We can use the illustration below to think about the Discovery process along a timeline.
Discovery Cycle: Operational timeline
This visualization illustrates how the HCD process requires many operational steps, some of which overlap in time. This means that you and your team cannot work individually without coordination or looking to the next step, nor can you try to accomplish one step before starting another.
Each step of a Human-Centered Design Discovery project differs in three basic ways:
- The amount of time a step might take to complete
- The amount of internal, team, or individual work versus external, organizational, or public work it will require
- The level of coordination and overlap between steps that you and your team can expect.
Outline of Operational Steps
Project Framing is a deeply internal step. Sometimes Leadership will be deeply invested during Project Framing; if not, update them and get sign-off on the project frame once you have articulated it.
Simultaneous to finishing Project Framing and starting high-level logistics planning in Planning 1, build your team. It’s important to have a well-rounded team bringing complementary skills.
Leadership Buy-In is a second touch to leadership to ensure the final go-ahead for your project. Details regarding manpower and travel should get clearance in this phase.
Planning 2 means logistics; it can be stressful as it runs partially in tandem to Recruiting and sometimes Research which are both external-facing. Making public your project can cause anxiety, but if you have it well-framed and are willing and able to discuss your work clearly and succinctly, people will be interested.

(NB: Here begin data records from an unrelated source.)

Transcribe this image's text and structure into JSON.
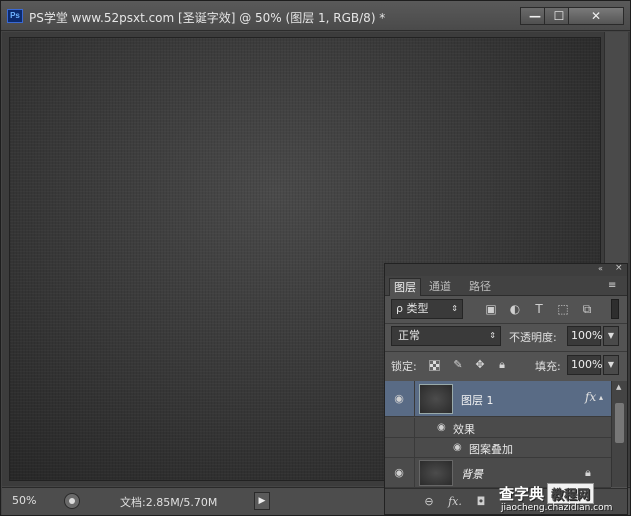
{
  "window": {
    "app_icon_label": "Ps",
    "title": "PS学堂 www.52psxt.com [圣诞字效] @ 50% (图层 1, RGB/8) *",
    "min_label": "—",
    "max_label": "☐",
    "close_label": "✕"
  },
  "statusbar": {
    "zoom": "50%",
    "doc_info": "文档:2.85M/5.70M",
    "arrow": "▶"
  },
  "layers_panel": {
    "collapse_glyph": "«",
    "close_glyph": "×",
    "menu_glyph": "≡",
    "tabs": [
      {
        "label": "图层",
        "active": true
      },
      {
        "label": "通道",
        "active": false
      },
      {
        "label": "路径",
        "active": false
      }
    ],
    "filter": {
      "label": "类型",
      "prefix": "ρ"
    },
    "blend_mode": "正常",
    "opacity_label": "不透明度:",
    "opacity_value": "100%",
    "lock_label": "锁定:",
    "fill_label": "填充:",
    "fill_value": "100%",
    "layers": [
      {
        "name": "图层 1",
        "fx": "fx",
        "selected": true
      },
      {
        "name": "背景",
        "locked": true
      }
    ],
    "effects": {
      "group_label": "效果",
      "items": [
        "图案叠加"
      ]
    }
  },
  "watermark": {
    "main": "查字典",
    "box": "教程网",
    "url": "jiaocheng.chazidian.com"
  },
  "colors": {
    "selected_layer": "#596b85",
    "ps_icon_bg": "#0b2a6e"
  }
}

Inevitably when working with many people and their competing schedules, it’s essential to keep both a detailed and a bird’s-eye view on both the overall project schedule and your team members’ schedules. This can be challenging in the rush of gathering and tracking Research, but it’s crucial to keep focused at this time.

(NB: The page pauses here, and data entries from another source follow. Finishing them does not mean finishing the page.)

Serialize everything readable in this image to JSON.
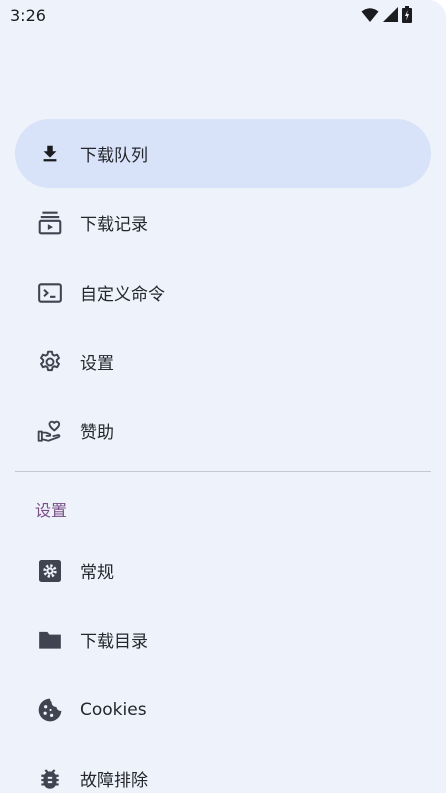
{
  "status_bar": {
    "time": "3:26"
  },
  "nav": {
    "items": [
      {
        "label": "下载队列",
        "icon": "download-icon",
        "active": true
      },
      {
        "label": "下载记录",
        "icon": "subscriptions-icon"
      },
      {
        "label": "自定义命令",
        "icon": "terminal-icon"
      },
      {
        "label": "设置",
        "icon": "gear-icon"
      },
      {
        "label": "赞助",
        "icon": "volunteer-heart-icon"
      }
    ]
  },
  "settings_section": {
    "header": "设置",
    "items": [
      {
        "label": "常规",
        "icon": "settings-box-icon"
      },
      {
        "label": "下载目录",
        "icon": "folder-icon"
      },
      {
        "label": "Cookies",
        "icon": "cookie-icon"
      },
      {
        "label": "故障排除",
        "icon": "bug-icon"
      }
    ]
  },
  "colors": {
    "drawer_bg": "#eef2fb",
    "active_bg": "#d8e2f8",
    "section_header": "#7a4f86",
    "icon": "#3f4450"
  }
}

Immediately after Research wraps up, Synthesis, begins. Expect Synthesis to be deep mental work. This is one of the most difficult and tiring parts of the project, but this is where you will see your research come together in patterns. Ensure that you do not lose the momentum of research by scheduling the Synthesis sessions for as few days as possible after the end of the Research phase.
Finally, Communication is where you take your discoveries to your stakeholders. This is a crucial piece of the project. If you do not communicate well, then your research, and all your work, could be lost. Be sure to prepare, practice, and follow up on your presentations. Your work deserves it.
Discovery Cycle Concept
The concepts, or “Why?”, behind the discovery cycle is covered most extensively in the HCD Discovery Concept Guide. We’ll link to the Discovery Concept Guide throughout this Operations Guide in order to provide the why behind the how-to instructions that are upcoming.

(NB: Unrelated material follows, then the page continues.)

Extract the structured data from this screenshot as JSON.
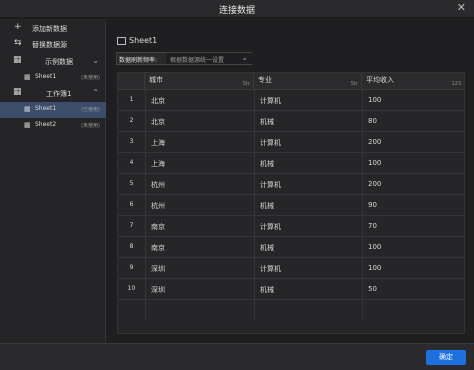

Brief Concept: What is Discovery?
When designers say “discovery”, they’re talking about research. This research can take many forms, but it always includes both secondary or desk research, which means reading white papers and articles on the subject, and primary research, meaning research with the people who are involved in the team’s subject matter.
Brief Context: The Discovery Cycle
Human-Centered Design Discovery should be thought of as a cycle, instead of a linear process. This is because after completing research rounds, frequently one of two things happens after a research phase is completed:
- The team finds new research as well as design opportunities to follow.
- The team finds that the problem that they were investigating was slightly off-target. The research frame needs to be adjusted and discovery should start again.